I also have some plans to kickstart my Thai language lessons. Five days of intensive lessons, 1 on 1, in Bangkok for 16,000 baht (40 hours total). 1 week there, 2-3 weeks here. Ploy, immediately realising potential in this idea, suggests we rent an apartment there rather than pay for a hotel each time. It could become our holiday home, in an arse about tit way, but from our relatively rural existence we can go there for a little city buzz from time to time. We have enough furniture to furnish another small apartment so the rent is the only cost.
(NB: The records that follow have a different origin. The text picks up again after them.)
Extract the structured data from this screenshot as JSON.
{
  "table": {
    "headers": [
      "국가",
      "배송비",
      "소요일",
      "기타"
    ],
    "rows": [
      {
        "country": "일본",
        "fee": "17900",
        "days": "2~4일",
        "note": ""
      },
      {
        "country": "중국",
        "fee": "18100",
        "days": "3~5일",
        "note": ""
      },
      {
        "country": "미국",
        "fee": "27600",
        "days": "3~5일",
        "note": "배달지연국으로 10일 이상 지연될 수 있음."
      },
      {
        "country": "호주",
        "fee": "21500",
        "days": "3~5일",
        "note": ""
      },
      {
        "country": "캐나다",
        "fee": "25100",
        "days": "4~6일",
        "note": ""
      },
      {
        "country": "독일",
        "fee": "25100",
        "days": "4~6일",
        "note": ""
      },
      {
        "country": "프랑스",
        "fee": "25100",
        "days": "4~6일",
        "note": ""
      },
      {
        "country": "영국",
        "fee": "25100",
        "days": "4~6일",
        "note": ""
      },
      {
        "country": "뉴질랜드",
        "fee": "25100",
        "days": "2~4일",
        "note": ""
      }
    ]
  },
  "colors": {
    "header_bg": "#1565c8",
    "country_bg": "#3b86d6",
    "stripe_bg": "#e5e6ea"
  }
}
The upturn in our fortunes, whilst not dramatic, should not be surprising. Living here, and certainly running a business here, does tend to make things, well, interesting. But each cycle of our fortunes we learn a little more and this time we will definitely come out stronger. The naval studying period allow me to realise exactly what it is that SingMai is best at, which may seem a bit stupid, but we had plans to do many, many things. The monetary strictures meant we had to concentrate on what would bring in money the quickest and made me, at least, realise that we should concentrate on that, and that alone - there are plenty of avenues to explore anyway without spreading ourselves too thin. So I sold all our audio test equipment, which helped the finances no end, (and freed up space in the workshop). Some of it I had hadn't ever switched on since purchasing it. Audio will now be just a hobby.
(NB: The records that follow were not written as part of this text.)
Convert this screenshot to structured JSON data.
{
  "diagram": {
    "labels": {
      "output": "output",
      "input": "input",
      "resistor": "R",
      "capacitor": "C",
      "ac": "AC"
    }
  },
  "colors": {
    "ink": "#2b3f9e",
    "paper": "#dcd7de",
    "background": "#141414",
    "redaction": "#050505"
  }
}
Whatever you may say about living here, it is certainly not dull. The most important thing, and one of this country's biggest assets, is it allowed us to make some mistakes. If we had done the same thing in the UK (as I did before) or Canada, or even Singapore, we would have had to take emergency measures - although we didn't have any. Short surveys of our options show how limited they really were. But we have come through this one without anything being on the line, without bailiffs knocking at our door, without occurring any debt except for a few pawned items that we can purchase back in the next month or so. The house and car are still ours, we didn't need to sell Pinky into prostitution. On Monday I should have my visa, a month later perhaps a 2 year work permit and maybe some more ticks by that white board list.

One thing I have learned whilst living here is there are some things you (Ploy) can fight and others you have to turn a blind eye to. Go with the flow would have been my motto. I just didn't expect the flow to be sometimes so turbulent or sometimes so still. Rarely is life here a babbling brook.